The Owens v Owens case confirms current divorce law is not fit for purpose, writes Alexandra Bishop
All eyes were on the Supreme Court for their decision in the Owens v Owens case this week, when Mrs Tini Owens was denied the right to divorce her husband, despite describing her marriage as ‘unhappy’ and ‘wretched’.
To most observers it seems incredible that someone must remain locked in a loveless marriage against their wishes. However Mrs Owens must remain married to Mr Owens until 2020 when she will be able to rely on the ground of 5 years’ separation without his consent to a divorce.
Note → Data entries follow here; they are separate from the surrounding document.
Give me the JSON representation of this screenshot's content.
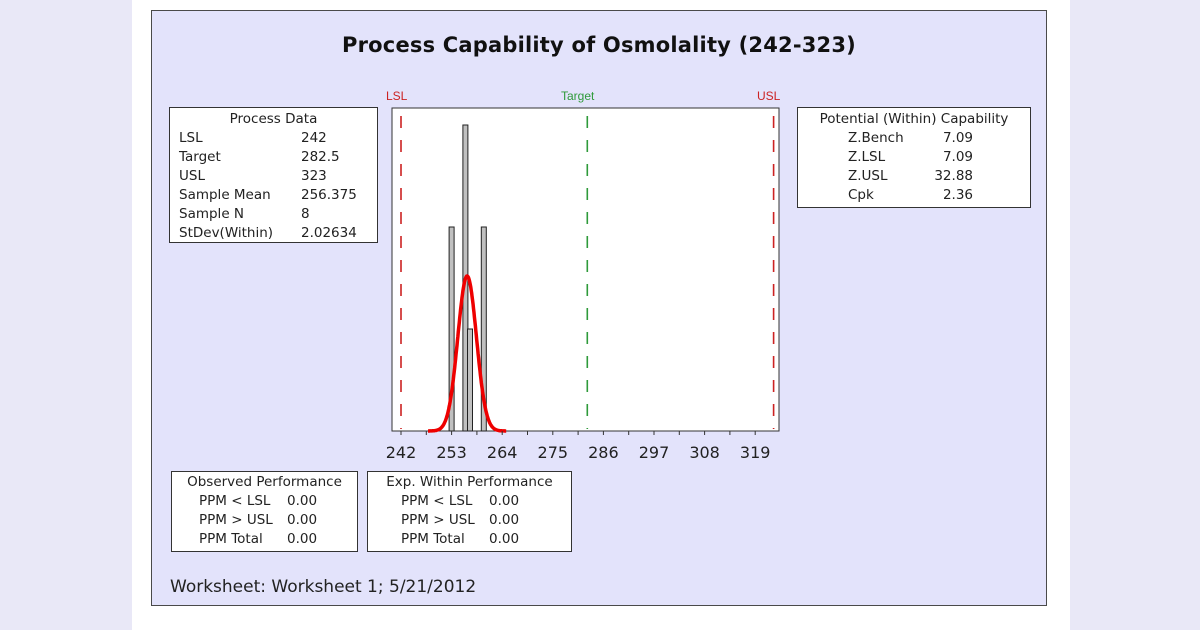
{
  "title": "Process Capability of Osmolality (242-323)",
  "spec_labels": {
    "lsl": "LSL",
    "target": "Target",
    "usl": "USL"
  },
  "colors": {
    "spec_limit": "#cc2222",
    "target": "#2e9a3a",
    "fit_curve": "#ee0000",
    "bar_fill": "#c0c0c0",
    "frame_bg": "#e3e3fb",
    "page_side_bg": "#e9e8f7"
  },
  "process_data": {
    "header": "Process Data",
    "rows": [
      {
        "label": "LSL",
        "value": "242"
      },
      {
        "label": "Target",
        "value": "282.5"
      },
      {
        "label": "USL",
        "value": "323"
      },
      {
        "label": "Sample Mean",
        "value": "256.375"
      },
      {
        "label": "Sample N",
        "value": "8"
      },
      {
        "label": "StDev(Within)",
        "value": "2.02634"
      }
    ]
  },
  "potential_capability": {
    "header": "Potential (Within) Capability",
    "rows": [
      {
        "label": "Z.Bench",
        "value": "7.09"
      },
      {
        "label": "Z.LSL",
        "value": "7.09"
      },
      {
        "label": "Z.USL",
        "value": "32.88"
      },
      {
        "label": "Cpk",
        "value": "2.36"
      }
    ]
  },
  "observed_performance": {
    "header": "Observed Performance",
    "rows": [
      {
        "label": "PPM < LSL",
        "value": "0.00"
      },
      {
        "label": "PPM > USL",
        "value": "0.00"
      },
      {
        "label": "PPM Total",
        "value": "0.00"
      }
    ]
  },
  "expected_within_performance": {
    "header": "Exp. Within Performance",
    "rows": [
      {
        "label": "PPM < LSL",
        "value": "0.00"
      },
      {
        "label": "PPM > USL",
        "value": "0.00"
      },
      {
        "label": "PPM Total",
        "value": "0.00"
      }
    ]
  },
  "footer": "Worksheet: Worksheet 1; 5/21/2012",
  "chart_data": {
    "type": "bar",
    "title": "Process Capability of Osmolality (242-323)",
    "xlabel": "",
    "ylabel": "",
    "x_ticks": [
      242,
      253,
      264,
      275,
      286,
      297,
      308,
      319
    ],
    "x_tick_labels": [
      "242",
      "253",
      "264",
      "275",
      "286",
      "297",
      "308",
      "319"
    ],
    "xlim": [
      240,
      324.5
    ],
    "histogram": {
      "bin_centers": [
        253.0,
        256.0,
        257.0,
        260.0
      ],
      "counts": [
        2,
        3,
        1,
        2
      ]
    },
    "normal_fit": {
      "mean": 256.375,
      "stdev": 2.02634,
      "name": "Within"
    },
    "reference_lines": [
      {
        "name": "LSL",
        "x": 242,
        "style": "dashed",
        "color": "#cc2222"
      },
      {
        "name": "Target",
        "x": 282.5,
        "style": "dashed",
        "color": "#2e9a3a"
      },
      {
        "name": "USL",
        "x": 323,
        "style": "dashed",
        "color": "#cc2222"
      }
    ],
    "grid": false,
    "legend": null
  }
}
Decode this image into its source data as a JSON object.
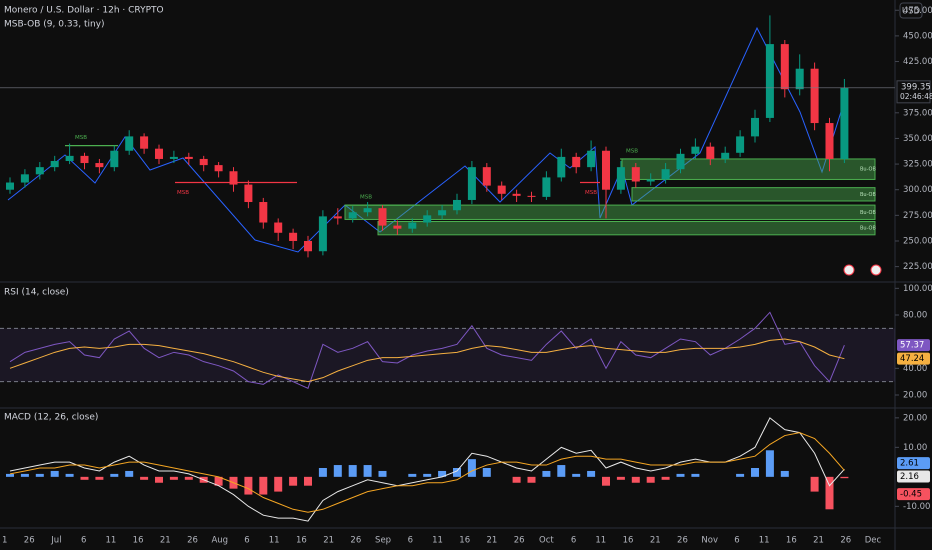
{
  "header": {
    "title": "Monero / U.S. Dollar · 12h · CRYPTO",
    "indicator": "MSB-OB (9, 0.33, tiny)",
    "currency": "USD",
    "countdown": "02:46:48"
  },
  "chart_data": [
    {
      "type": "candlestick",
      "title": "Monero / U.S. Dollar · 12h · CRYPTO",
      "up_color": "#089981",
      "down_color": "#f23645",
      "candles": [
        [
          300,
          312,
          296,
          307
        ],
        [
          307,
          320,
          302,
          315
        ],
        [
          315,
          327,
          310,
          322
        ],
        [
          322,
          333,
          318,
          328
        ],
        [
          328,
          345,
          325,
          333
        ],
        [
          333,
          336,
          320,
          326
        ],
        [
          326,
          330,
          316,
          322
        ],
        [
          322,
          343,
          318,
          338
        ],
        [
          338,
          358,
          334,
          352
        ],
        [
          352,
          355,
          335,
          340
        ],
        [
          340,
          344,
          325,
          330
        ],
        [
          330,
          338,
          326,
          332
        ],
        [
          332,
          336,
          324,
          330
        ],
        [
          330,
          333,
          318,
          324
        ],
        [
          324,
          327,
          312,
          318
        ],
        [
          318,
          322,
          298,
          305
        ],
        [
          305,
          309,
          282,
          288
        ],
        [
          288,
          292,
          262,
          268
        ],
        [
          268,
          272,
          250,
          258
        ],
        [
          258,
          262,
          242,
          250
        ],
        [
          250,
          255,
          234,
          240
        ],
        [
          240,
          280,
          236,
          274
        ],
        [
          274,
          282,
          266,
          272
        ],
        [
          272,
          284,
          268,
          278
        ],
        [
          278,
          288,
          274,
          282
        ],
        [
          282,
          285,
          260,
          265
        ],
        [
          265,
          270,
          256,
          262
        ],
        [
          262,
          272,
          258,
          268
        ],
        [
          268,
          280,
          264,
          275
        ],
        [
          275,
          285,
          271,
          280
        ],
        [
          280,
          296,
          276,
          290
        ],
        [
          290,
          328,
          286,
          322
        ],
        [
          322,
          326,
          298,
          304
        ],
        [
          304,
          308,
          290,
          296
        ],
        [
          296,
          300,
          288,
          294
        ],
        [
          294,
          298,
          288,
          293
        ],
        [
          293,
          318,
          290,
          312
        ],
        [
          312,
          340,
          308,
          332
        ],
        [
          332,
          336,
          316,
          322
        ],
        [
          322,
          348,
          318,
          338
        ],
        [
          338,
          342,
          272,
          300
        ],
        [
          300,
          328,
          296,
          322
        ],
        [
          322,
          326,
          302,
          308
        ],
        [
          308,
          316,
          304,
          310
        ],
        [
          310,
          326,
          306,
          320
        ],
        [
          320,
          340,
          316,
          335
        ],
        [
          335,
          350,
          330,
          342
        ],
        [
          342,
          346,
          324,
          330
        ],
        [
          330,
          342,
          326,
          336
        ],
        [
          336,
          358,
          332,
          352
        ],
        [
          352,
          378,
          346,
          370
        ],
        [
          370,
          470,
          366,
          442
        ],
        [
          442,
          446,
          390,
          398
        ],
        [
          398,
          432,
          392,
          418
        ],
        [
          418,
          424,
          358,
          365
        ],
        [
          365,
          370,
          318,
          330
        ],
        [
          330,
          408,
          326,
          399.35
        ]
      ],
      "zones": [
        {
          "label": "Bu-OB",
          "top": 330,
          "bottom": 310
        },
        {
          "label": "Bu-OB",
          "top": 302,
          "bottom": 289
        },
        {
          "label": "Bu-OB",
          "top": 285,
          "bottom": 271
        },
        {
          "label": "Bu-OB",
          "top": 269,
          "bottom": 256
        }
      ],
      "msb": [
        {
          "label": "MSB",
          "level": 343,
          "color": "#4caf50"
        },
        {
          "label": "MSB",
          "level": 307,
          "color": "#f23645"
        },
        {
          "label": "MSB",
          "level": 285,
          "color": "#4caf50"
        },
        {
          "label": "MSB",
          "level": 307,
          "color": "#f23645"
        },
        {
          "label": "MSB",
          "level": 330,
          "color": "#4caf50"
        }
      ],
      "ylim": [
        210,
        485
      ],
      "yticks": [
        {
          "value": 475,
          "label": "475.00"
        },
        {
          "value": 450,
          "label": "450.00"
        },
        {
          "value": 425,
          "label": "425.00"
        },
        {
          "value": 375,
          "label": "375.00"
        },
        {
          "value": 350,
          "label": "350.00"
        },
        {
          "value": 325,
          "label": "325.00"
        },
        {
          "value": 300,
          "label": "300.00"
        },
        {
          "value": 275,
          "label": "275.00"
        },
        {
          "value": 250,
          "label": "250.00"
        },
        {
          "value": 225,
          "label": "225.00"
        }
      ],
      "grid": false
    },
    {
      "type": "line",
      "title": "RSI (14, close)",
      "bands": [
        70,
        30
      ],
      "series": [
        {
          "name": "RSI",
          "color": "#7e57c2",
          "values": [
            45,
            52,
            55,
            58,
            60,
            50,
            48,
            62,
            68,
            55,
            48,
            52,
            50,
            45,
            42,
            38,
            30,
            28,
            35,
            30,
            25,
            58,
            52,
            55,
            60,
            45,
            44,
            50,
            53,
            55,
            58,
            72,
            55,
            50,
            48,
            46,
            58,
            68,
            55,
            62,
            40,
            60,
            50,
            48,
            55,
            62,
            60,
            50,
            55,
            62,
            70,
            82,
            58,
            60,
            42,
            30,
            57.37
          ]
        },
        {
          "name": "RSI-based MA",
          "color": "#f5b041",
          "values": [
            40,
            44,
            48,
            52,
            55,
            56,
            55,
            56,
            58,
            58,
            57,
            55,
            53,
            51,
            48,
            45,
            41,
            37,
            34,
            32,
            30,
            33,
            38,
            42,
            46,
            48,
            48,
            49,
            50,
            51,
            52,
            55,
            57,
            56,
            54,
            52,
            52,
            54,
            56,
            57,
            55,
            54,
            53,
            52,
            52,
            54,
            55,
            55,
            55,
            56,
            58,
            61,
            62,
            60,
            56,
            50,
            47.24
          ]
        }
      ],
      "ylim": [
        11,
        104
      ],
      "yticks": [
        {
          "value": 100,
          "label": "100.00"
        },
        {
          "value": 80,
          "label": "80.00"
        },
        {
          "value": 40,
          "label": "40.00"
        },
        {
          "value": 20,
          "label": "20.00"
        }
      ]
    },
    {
      "type": "macd",
      "title": "MACD (12, 26, close)",
      "pos_color": "#5b9cf6",
      "neg_color": "#f7525f",
      "histogram": [
        1,
        1,
        1,
        2,
        1,
        -1,
        -1,
        1,
        2,
        -1,
        -2,
        -1,
        -1,
        -2,
        -3,
        -4,
        -6,
        -6,
        -5,
        -3,
        -3,
        3,
        4,
        4,
        4,
        2,
        0,
        1,
        1,
        2,
        3,
        6,
        3,
        0,
        -2,
        -2,
        2,
        4,
        1,
        2,
        -3,
        -1,
        -2,
        -2,
        -1,
        1,
        1,
        0,
        0,
        1,
        3,
        9,
        2,
        0,
        -5,
        -11,
        -0.45
      ],
      "series": [
        {
          "name": "MACD",
          "color": "#e8e8e8",
          "values": [
            2,
            3,
            4,
            5,
            5,
            3,
            2,
            5,
            7,
            4,
            2,
            2,
            1,
            -1,
            -3,
            -6,
            -10,
            -13,
            -14,
            -14,
            -15,
            -8,
            -5,
            -3,
            -1,
            -2,
            -3,
            -2,
            -1,
            0,
            2,
            8,
            7,
            5,
            3,
            2,
            6,
            10,
            8,
            9,
            3,
            5,
            3,
            2,
            3,
            5,
            6,
            5,
            5,
            7,
            10,
            20,
            16,
            15,
            8,
            -3,
            2.61
          ]
        },
        {
          "name": "Signal",
          "color": "#f5a623",
          "values": [
            1,
            2,
            3,
            3,
            4,
            4,
            3,
            4,
            5,
            5,
            4,
            3,
            2,
            1,
            0,
            -2,
            -4,
            -7,
            -9,
            -11,
            -12,
            -11,
            -9,
            -7,
            -5,
            -4,
            -3,
            -3,
            -2,
            -2,
            -1,
            2,
            4,
            5,
            5,
            4,
            4,
            6,
            7,
            7,
            6,
            6,
            5,
            4,
            4,
            4,
            5,
            5,
            5,
            6,
            7,
            11,
            14,
            15,
            13,
            8,
            2.16
          ]
        }
      ],
      "ylim": [
        -17,
        23
      ],
      "yticks": [
        {
          "value": 20,
          "label": "20.00"
        },
        {
          "value": 10,
          "label": "10.00"
        },
        {
          "value": -10,
          "label": "-10.00"
        }
      ],
      "x_labels": [
        "1",
        "26",
        "Jul",
        "6",
        "11",
        "16",
        "21",
        "26",
        "Aug",
        "6",
        "11",
        "16",
        "21",
        "26",
        "Sep",
        "6",
        "11",
        "16",
        "21",
        "26",
        "Oct",
        "6",
        "11",
        "16",
        "21",
        "26",
        "Nov",
        "6",
        "11",
        "16",
        "21",
        "26",
        "Dec"
      ]
    }
  ]
}
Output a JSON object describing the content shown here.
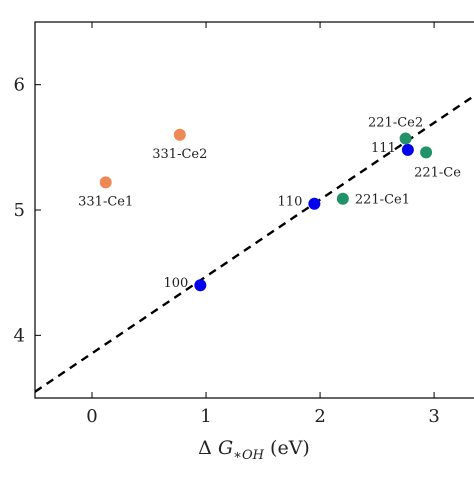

To many family lawyers this result was unsurprising. Unfortunately the Justices’ hands were tied. As Lady Hale remarked, “It is not for us to change the law laid down by Parliament – our role is only to interpret and apply the law that Parliament has given us.”
Indeed, as the judgment indicated, the Justices’ felt the outcome for Mrs Owens was not at all satisfactory as they dismissed her appeal. They vigorously considered section 1 (2) (b) of the Matrimonial Causes Act 1973 but, found that the law cannot be interpreted in any other way.
This means we are at the end of the road in trying to construe current law into a fair and proper application for today’s society. Clearly, our divorce law was apt for society 50 years ago but cannot be interpreted afresh to be adequate for modern relationships in modern times.
As it stands, our law requires a marriage to be irretrievably broken down and one party to be deemed ‘at fault’ before a divorce can be granted. Family lawyers regularly report having to “beef up” particulars in divorce petitions to satisfy statutory requirements to get divorces off the ground. This simply increases the acrimony between the parties and adds to their distress and heartache.
We need reform and soon. So what’s the next step?
It is now in the hands of Parliament to change the law and it is hoped that the Supreme Court’s decision will put enough pressure on government to do so. Historically, divorce law reform has not been seen as a priority. In 1996 Parliament passed the Family Law Act 1996 introducing “no-fault” divorce where the specific conduct of one party would not have to be considered. The statute was never implemented however and, regrettably 21 years later, we continue to live with an archaic regime.
However, we may be one step closer to change. Baroness Butler-Sloss recently tabled a private members bill “The Divorce (etc.) Law Review Bill” (published on 18 July 2018 when it received its first reading in the House of Lords) which provides for the government to consider a system of no-fault divorce. Critically this would mean no evidence or reason needs to be given for the breakdown of a marriage.
Arguably, the proposed new law would take the sting out of divorce, speed up lengthy and expensive divorce proceedings and lead to a much more amicable start to the ending of a marriage. This reform needs to happen quickly if we are to protect spouses like Mrs Owens who must feel considerably let down by antiquated law.